Literasi Jadi Jalan Pemulihan, Forum TBM Dorong Healing Anak Pascabanjir Sumatera

  • 21 Dec 2025, 22:11 WIB
  • Evi Nursanti Rukmana
  • 3 menit baca
  • 83 kali dibaca
Literasi Jadi Jalan Pemulihan, Forum TBM Dorong Healing Anak Pascabanjir Sumatera
21
Dec
25
Komunitas
Bagikan:

Sumedang, 21 Desember 2025. Di tengah bencana banjir besar yang melanda Aceh, Sumatra Barat, dan Sumatra Utara, Forum Taman Bacaan Masyarakat (Forum TBM) menegaskan bahwa literasi tidak hanya soal membaca buku, tetapi juga menjadi jalan pemulihan trauma, terutama bagi anak-anak. Komitmen ini ditegaskan melalui kegiatan Panggung Solidaritas Forum TBM: Senandung Doa untuk Sumatera yang digelar secara daring, Minggu (21/12/2025) .


Kegiatan tersebut menjadi respons kolektif pegiat literasi dari berbagai daerah atas dampak banjir yang tidak hanya merusak rumah dan fasilitas publik, tetapi juga menghantam ruang-ruang belajar masyarakat. Sejumlah TBM di wilayah terdampak dilaporkan rusak berat, bahkan ada yang hilang tersapu arus, beserta koleksi buku dan sarana belajarnya.


Zoom kegiatan Senandung Doa untuk Sumatera


Dalam pengantar kegiatan, Forum TBM menyampaikan bahwa anak-anak merupakan kelompok yang paling rentan mengalami tekanan psikologis pascabencana. Kehilangan rumah, lingkungan bermain, hingga ruang baca membuat mereka membutuhkan pendampingan khusus agar kembali merasa aman.
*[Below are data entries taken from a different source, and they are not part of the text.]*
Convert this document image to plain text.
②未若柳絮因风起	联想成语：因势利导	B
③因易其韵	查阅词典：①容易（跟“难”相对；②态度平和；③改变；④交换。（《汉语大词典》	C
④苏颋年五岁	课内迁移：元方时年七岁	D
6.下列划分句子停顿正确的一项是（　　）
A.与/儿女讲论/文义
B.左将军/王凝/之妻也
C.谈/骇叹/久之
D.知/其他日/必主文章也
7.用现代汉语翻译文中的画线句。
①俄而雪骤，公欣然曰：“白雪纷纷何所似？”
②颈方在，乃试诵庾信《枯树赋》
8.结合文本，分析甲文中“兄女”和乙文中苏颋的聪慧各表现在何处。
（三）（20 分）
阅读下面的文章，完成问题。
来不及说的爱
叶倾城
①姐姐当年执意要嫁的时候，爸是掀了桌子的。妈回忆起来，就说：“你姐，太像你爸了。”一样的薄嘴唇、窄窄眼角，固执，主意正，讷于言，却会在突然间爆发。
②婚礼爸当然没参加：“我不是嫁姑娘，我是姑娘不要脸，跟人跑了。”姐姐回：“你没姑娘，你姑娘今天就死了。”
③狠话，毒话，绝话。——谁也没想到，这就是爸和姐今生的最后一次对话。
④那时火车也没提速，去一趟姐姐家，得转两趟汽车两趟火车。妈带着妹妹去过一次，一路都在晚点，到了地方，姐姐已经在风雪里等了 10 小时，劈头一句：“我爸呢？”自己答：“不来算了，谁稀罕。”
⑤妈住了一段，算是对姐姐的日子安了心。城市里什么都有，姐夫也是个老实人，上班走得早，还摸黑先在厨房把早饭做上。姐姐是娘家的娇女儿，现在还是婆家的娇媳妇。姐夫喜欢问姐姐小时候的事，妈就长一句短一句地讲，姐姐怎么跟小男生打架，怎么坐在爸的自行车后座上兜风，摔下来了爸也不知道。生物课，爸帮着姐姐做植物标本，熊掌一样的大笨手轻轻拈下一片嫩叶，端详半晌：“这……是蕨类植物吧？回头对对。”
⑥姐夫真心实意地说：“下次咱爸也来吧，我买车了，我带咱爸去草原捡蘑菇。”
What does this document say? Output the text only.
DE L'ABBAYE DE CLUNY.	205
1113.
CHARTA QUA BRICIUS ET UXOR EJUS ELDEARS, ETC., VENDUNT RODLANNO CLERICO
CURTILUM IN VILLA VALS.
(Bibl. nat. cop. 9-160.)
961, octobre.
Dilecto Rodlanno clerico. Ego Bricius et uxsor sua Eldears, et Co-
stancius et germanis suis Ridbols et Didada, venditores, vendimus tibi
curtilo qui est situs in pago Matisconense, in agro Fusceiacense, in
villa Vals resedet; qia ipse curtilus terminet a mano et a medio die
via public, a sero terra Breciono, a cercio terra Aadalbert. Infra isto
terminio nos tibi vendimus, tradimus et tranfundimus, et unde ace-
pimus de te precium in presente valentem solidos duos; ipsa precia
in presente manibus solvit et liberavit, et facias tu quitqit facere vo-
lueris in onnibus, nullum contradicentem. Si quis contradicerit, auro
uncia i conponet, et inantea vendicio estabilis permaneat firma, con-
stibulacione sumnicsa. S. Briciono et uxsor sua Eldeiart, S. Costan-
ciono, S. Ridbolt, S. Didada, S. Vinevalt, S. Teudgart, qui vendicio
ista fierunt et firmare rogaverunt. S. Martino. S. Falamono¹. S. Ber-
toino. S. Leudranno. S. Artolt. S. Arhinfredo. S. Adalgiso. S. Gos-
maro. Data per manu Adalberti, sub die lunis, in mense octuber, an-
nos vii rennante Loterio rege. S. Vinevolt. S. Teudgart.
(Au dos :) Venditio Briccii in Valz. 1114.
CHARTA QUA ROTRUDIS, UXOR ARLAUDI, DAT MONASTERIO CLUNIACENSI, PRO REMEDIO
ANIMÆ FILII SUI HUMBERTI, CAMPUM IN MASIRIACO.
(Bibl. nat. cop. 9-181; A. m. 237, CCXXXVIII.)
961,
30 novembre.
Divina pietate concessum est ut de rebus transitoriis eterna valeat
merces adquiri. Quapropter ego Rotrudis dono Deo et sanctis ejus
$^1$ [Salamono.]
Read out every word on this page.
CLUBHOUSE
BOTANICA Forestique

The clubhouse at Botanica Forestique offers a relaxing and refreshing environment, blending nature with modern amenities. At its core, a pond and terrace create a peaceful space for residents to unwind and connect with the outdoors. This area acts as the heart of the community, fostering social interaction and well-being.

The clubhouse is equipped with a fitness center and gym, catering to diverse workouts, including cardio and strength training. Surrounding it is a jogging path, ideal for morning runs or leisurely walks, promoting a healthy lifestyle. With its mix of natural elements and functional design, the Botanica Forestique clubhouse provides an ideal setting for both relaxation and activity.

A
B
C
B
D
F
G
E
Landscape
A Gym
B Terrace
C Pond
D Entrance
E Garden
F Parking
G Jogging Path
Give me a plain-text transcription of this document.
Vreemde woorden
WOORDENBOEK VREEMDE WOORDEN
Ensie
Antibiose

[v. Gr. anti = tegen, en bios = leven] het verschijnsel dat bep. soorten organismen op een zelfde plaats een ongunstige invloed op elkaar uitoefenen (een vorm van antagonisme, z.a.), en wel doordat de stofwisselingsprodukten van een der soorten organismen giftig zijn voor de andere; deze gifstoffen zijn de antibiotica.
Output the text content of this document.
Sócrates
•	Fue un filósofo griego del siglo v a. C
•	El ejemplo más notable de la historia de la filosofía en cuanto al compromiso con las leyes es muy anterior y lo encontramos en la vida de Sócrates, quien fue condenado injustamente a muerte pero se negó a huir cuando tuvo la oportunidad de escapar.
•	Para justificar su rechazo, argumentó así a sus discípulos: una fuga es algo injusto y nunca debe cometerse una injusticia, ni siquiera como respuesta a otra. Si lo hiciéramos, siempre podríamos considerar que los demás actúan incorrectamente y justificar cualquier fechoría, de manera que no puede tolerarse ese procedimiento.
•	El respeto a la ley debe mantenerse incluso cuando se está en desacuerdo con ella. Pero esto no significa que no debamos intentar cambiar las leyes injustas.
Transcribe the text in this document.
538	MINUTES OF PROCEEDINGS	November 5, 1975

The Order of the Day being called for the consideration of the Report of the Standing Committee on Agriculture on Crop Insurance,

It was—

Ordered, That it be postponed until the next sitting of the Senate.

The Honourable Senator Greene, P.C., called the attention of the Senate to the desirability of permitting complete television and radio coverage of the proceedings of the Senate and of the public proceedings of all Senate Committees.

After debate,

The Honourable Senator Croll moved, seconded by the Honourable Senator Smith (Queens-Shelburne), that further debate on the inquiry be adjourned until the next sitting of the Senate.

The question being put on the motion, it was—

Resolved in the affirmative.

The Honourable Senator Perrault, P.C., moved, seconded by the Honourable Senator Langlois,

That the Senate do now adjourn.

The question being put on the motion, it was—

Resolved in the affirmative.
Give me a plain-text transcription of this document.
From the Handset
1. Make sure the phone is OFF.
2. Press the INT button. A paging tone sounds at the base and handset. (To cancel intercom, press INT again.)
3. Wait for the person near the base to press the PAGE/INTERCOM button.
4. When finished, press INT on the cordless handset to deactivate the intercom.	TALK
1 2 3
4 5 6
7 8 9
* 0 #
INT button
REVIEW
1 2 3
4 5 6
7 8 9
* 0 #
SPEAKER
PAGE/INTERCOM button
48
Di titik inilah literasi dipandang sebagai medium yang relevan dan manusiawi untuk proses pemulihan.


Hingga 21 Desember 2025, donasi solidaritas yang dihimpun Forum TBM mencapai Rp5.616.242. Dana tersebut akan disalurkan ke tiga wilayah terdampak—Aceh, Sumatra Barat, dan Sumatra Utara—dengan fokus awal pada dukungan psikososial berbasis literasi, terutama bagi anak-anak di pengungsian.


Bentuk dukungan yang dirancang meliputi kegiatan reading healing melalui membaca nyaring cerita-cerita yang menenangkan, story sharing agar anak-anak dapat menuturkan pengalaman dan perasaan mereka, serta aktivitas menulis dan menggambar sebagai sarana mengekspresikan emosi. Selain itu, Forum TBM juga menyiapkan sudut baca darurat dan permainan literasi untuk membantu mengurangi ketegangan di posko pengungsian.


“Buku, cerita, dan aktivitas literasi bisa menjadi jembatan bagi anak-anak untuk kembali tersenyum dan merasa aman,” demikian salah satu pesan utama yang mengemuka dalam rangkaian Panggung Solidaritas.


Kegiatan ini juga diisi dengan pertunjukan seni dan refleksi, seperti estafet puisi dari berbagai wilayah Indonesia, penampilan Wayang Kali dengan lakon “Lele Gugat”, serta renungan dan doa lintas agama. Format ini dipilih untuk menghadirkan suasana penguatan batin, baik bagi warga terdampak maupun para pegiat literasi yang selama ini bekerja dalam keterbatasan.


Forum TBM menegaskan bahwa penggalangan donasi tidak berhenti pada tahap awal ini. Ke depan, akan dibuka gelombang lanjutan dengan fokus pada pemulihan TBM, mulai dari perbaikan ruang baca yang rusak, dukungan bagi TBM yang hilang, hingga pengadaan buku pengganti agar aktivitas literasi dapat kembali berjalan di wilayah terdampak .


Melalui Panggung Solidaritas, Forum TBM ingin menunjukkan bahwa di tengah bencana, literasi tetap bisa hadir sebagai ruang penguatan, penyembuhan, dan harapan—menjaga agar semangat belajar anak-anak tidak ikut hanyut bersama banjir.